The designer has not been confirmed, but it is likely that the letters were drawn by memorial draftsman Timothy Jellow, one of the two original partners of the Spacerite Company, and the original patent holder for the Spacerite spacing system.
The Spacerite Old English alphabet was one of the first 4 monument fonts created by the Spacerite Company. The exact date of creation is unknown, but it was between 1927 and 1935. The name “Old English” is actually a misnomer, as there is nothing specifically English about the origins of the style, but was used all over Western Europe, specifically in Germany. The correct term for the style of lettering is “blackletter”, which was often used for manuscripts with a broad nib pen using only two main angles–one around 45° and another entirely vertical for thin downstrokes on the capital letters and other small features.
The form of the letters in this alphabet is of a typical traditional blackletter style, which can be seen in many vintage lettering books. The numerals, however, are quite unique, abandoning the more ridged vertical strokes typically kept by blackletter alphabets and adopting a more organic feel. The numerals are also smaller than the capital letters, about 85% of the cap-height.

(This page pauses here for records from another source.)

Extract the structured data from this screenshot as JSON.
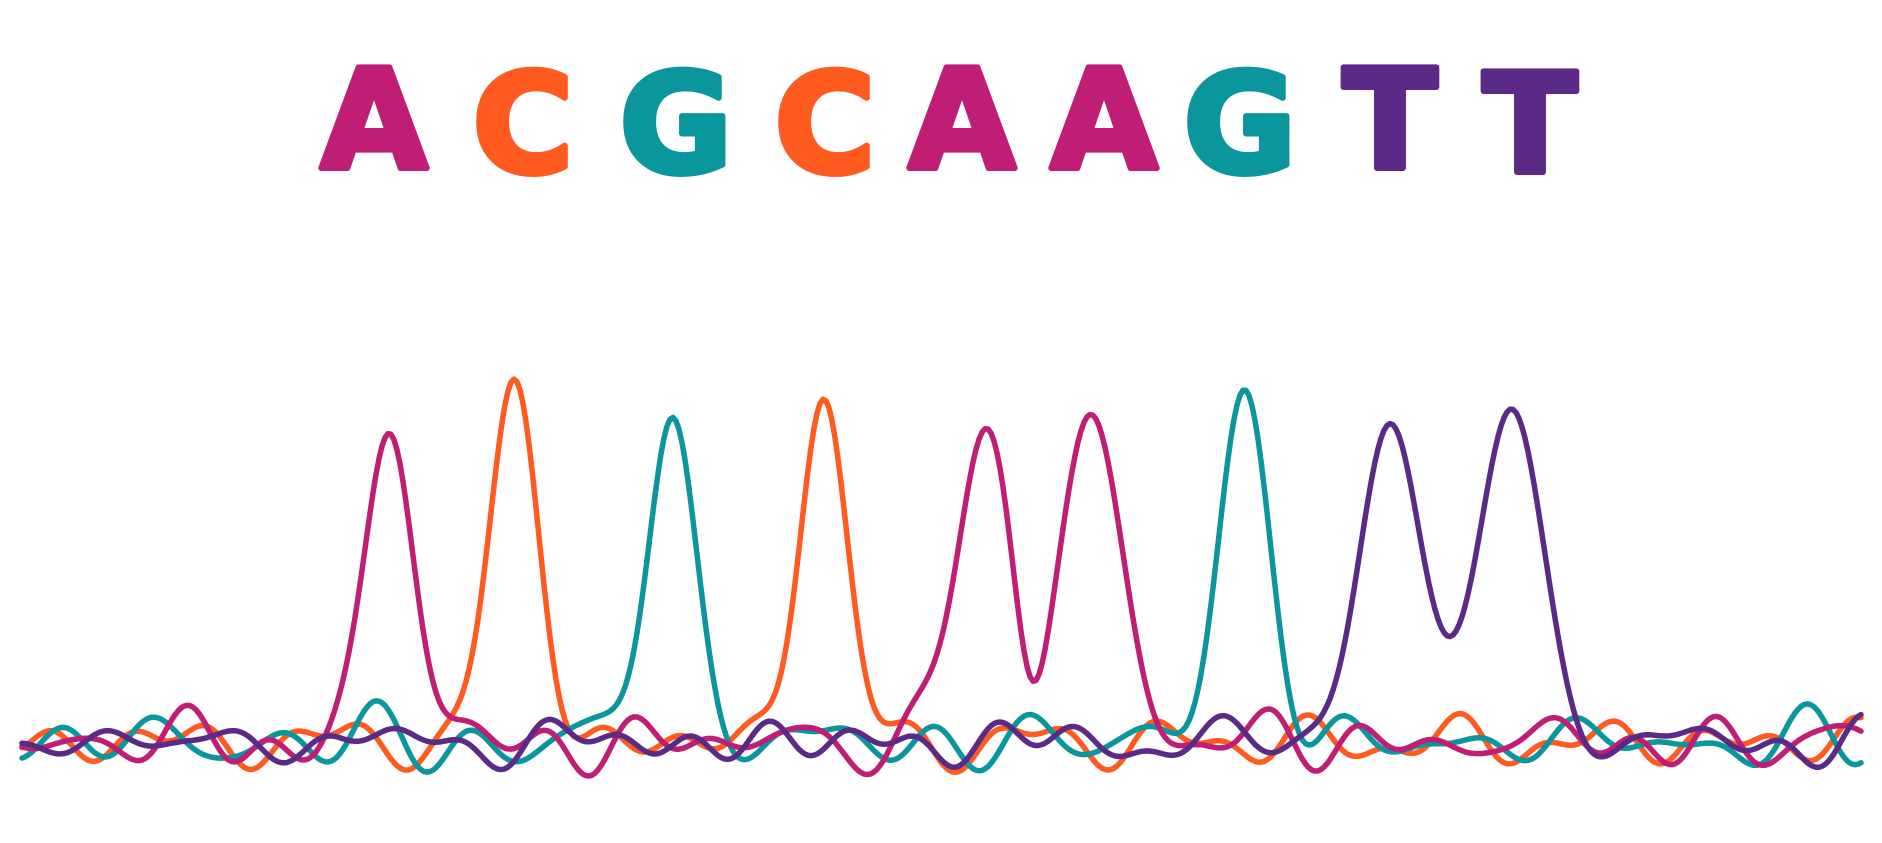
{
  "sequence": {
    "letters": [
      {
        "text": "A",
        "base": "A"
      },
      {
        "text": "C",
        "base": "C"
      },
      {
        "text": "G",
        "base": "G"
      },
      {
        "text": "C",
        "base": "C"
      },
      {
        "text": "A",
        "base": "A"
      },
      {
        "text": "A",
        "base": "A"
      },
      {
        "text": "G",
        "base": "G"
      },
      {
        "text": "T",
        "base": "T"
      },
      {
        "text": "T",
        "base": "T"
      }
    ]
  },
  "colors": {
    "A": "#C01E74",
    "C": "#FF5A1F",
    "G": "#0B969E",
    "T": "#5B2A86"
  },
  "chromatogram": {
    "peaks": [
      {
        "base": "A",
        "level": 0.92
      },
      {
        "base": "C",
        "level": 1.0
      },
      {
        "base": "G",
        "level": 0.95
      },
      {
        "base": "C",
        "level": 1.0
      },
      {
        "base": "A",
        "level": 0.84
      },
      {
        "base": "A",
        "level": 0.9
      },
      {
        "base": "G",
        "level": 0.93
      },
      {
        "base": "T",
        "level": 0.91
      },
      {
        "base": "T",
        "level": 0.96
      }
    ]
  }
}
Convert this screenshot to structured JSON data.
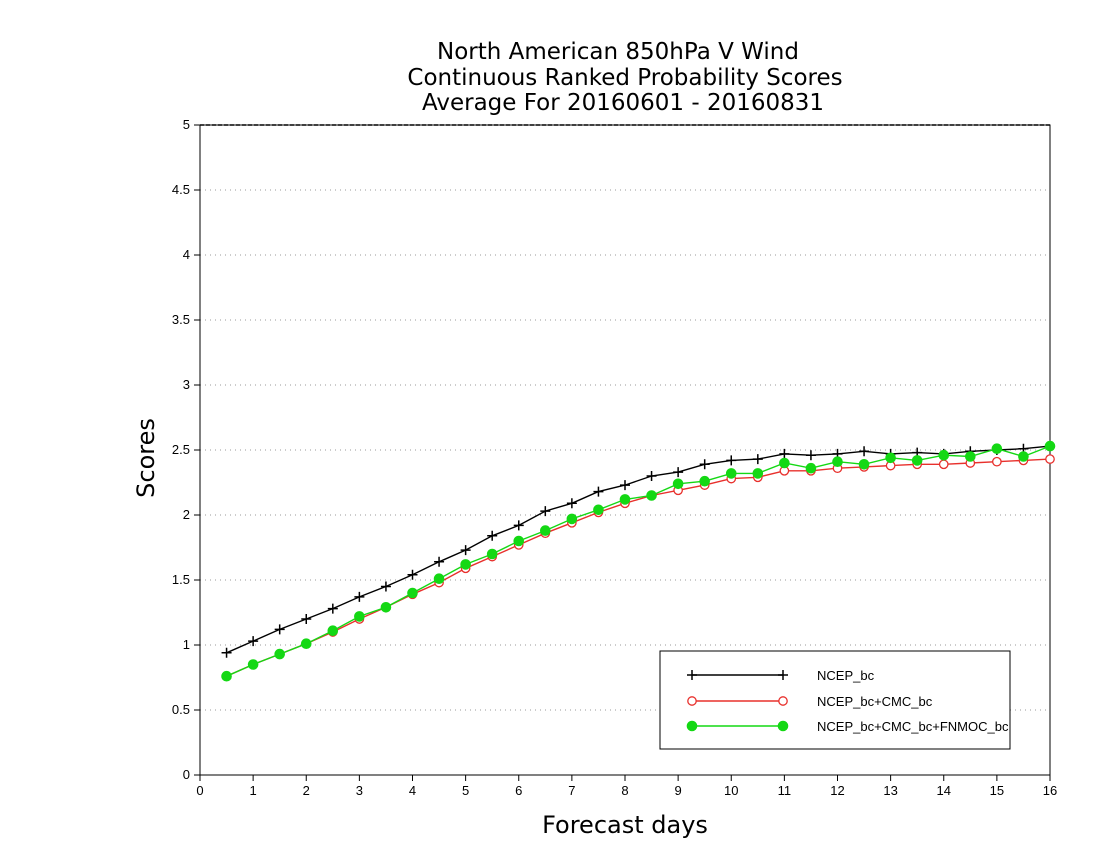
{
  "chart_data": {
    "type": "line",
    "title": [
      "North American 850hPa V Wind",
      "Continuous Ranked Probability Scores",
      "Average For 20160601 - 20160831"
    ],
    "xlabel": "Forecast days",
    "ylabel": "Scores",
    "xlim": [
      0,
      16
    ],
    "ylim": [
      0,
      5
    ],
    "xticks": [
      0,
      1,
      2,
      3,
      4,
      5,
      6,
      7,
      8,
      9,
      10,
      11,
      12,
      13,
      14,
      15,
      16
    ],
    "xtick_labels": [
      "0",
      "1",
      "2",
      "3",
      "4",
      "5",
      "6",
      "7",
      "8",
      "9",
      "10",
      "11",
      "12",
      "13",
      "14",
      "15",
      "16"
    ],
    "yticks": [
      0,
      0.5,
      1,
      1.5,
      2,
      2.5,
      3,
      3.5,
      4,
      4.5,
      5
    ],
    "ytick_labels": [
      "0",
      "0.5",
      "1",
      "1.5",
      "2",
      "2.5",
      "3",
      "3.5",
      "4",
      "4.5",
      "5"
    ],
    "grid": "horizontal dotted",
    "legend_position": "bottom-right",
    "x": [
      0.5,
      1,
      1.5,
      2,
      2.5,
      3,
      3.5,
      4,
      4.5,
      5,
      5.5,
      6,
      6.5,
      7,
      7.5,
      8,
      8.5,
      9,
      9.5,
      10,
      10.5,
      11,
      11.5,
      12,
      12.5,
      13,
      13.5,
      14,
      14.5,
      15,
      15.5,
      16
    ],
    "series": [
      {
        "name": "NCEP_bc",
        "color": "#000000",
        "marker": "plus",
        "values": [
          0.94,
          1.03,
          1.12,
          1.2,
          1.28,
          1.37,
          1.45,
          1.54,
          1.64,
          1.73,
          1.84,
          1.92,
          2.03,
          2.09,
          2.18,
          2.23,
          2.3,
          2.33,
          2.39,
          2.42,
          2.43,
          2.47,
          2.46,
          2.47,
          2.49,
          2.47,
          2.48,
          2.47,
          2.49,
          2.5,
          2.51,
          2.53
        ]
      },
      {
        "name": "NCEP_bc+CMC_bc",
        "color": "#e8302c",
        "marker": "open-circle",
        "values": [
          0.76,
          0.85,
          0.93,
          1.01,
          1.1,
          1.2,
          1.29,
          1.39,
          1.48,
          1.59,
          1.68,
          1.77,
          1.86,
          1.94,
          2.02,
          2.09,
          2.15,
          2.19,
          2.23,
          2.28,
          2.29,
          2.34,
          2.34,
          2.36,
          2.37,
          2.38,
          2.39,
          2.39,
          2.4,
          2.41,
          2.42,
          2.43
        ]
      },
      {
        "name": "NCEP_bc+CMC_bc+FNMOC_bc",
        "color": "#14d814",
        "marker": "filled-circle",
        "values": [
          0.76,
          0.85,
          0.93,
          1.01,
          1.11,
          1.22,
          1.29,
          1.4,
          1.51,
          1.62,
          1.7,
          1.8,
          1.88,
          1.97,
          2.04,
          2.12,
          2.15,
          2.24,
          2.26,
          2.32,
          2.32,
          2.4,
          2.36,
          2.41,
          2.39,
          2.44,
          2.42,
          2.46,
          2.45,
          2.51,
          2.45,
          2.53
        ]
      }
    ]
  }
}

The original metal alphabet contained no punctuation or dashes, though it is unknown if the Spacerite Company ever produced any. The MLC created all punction, including dashes and an ampersand for the font based on memorials found in the cemetery where the alphabet was used. An alternate ampersand is included in the font, which was created by vertically flipping and enlarging the ‘3’ and adding a small horizontal stroke. The MLC also included alternate versions of the numbers ‘1’, ‘6’, and ‘9’; which were sometimes flipped upside down, dropping them below the baseline due to the non-centered alignment on the metal plates. These alternates and dash ligatures have been included by the MLC as OpenType features when using software which supports them.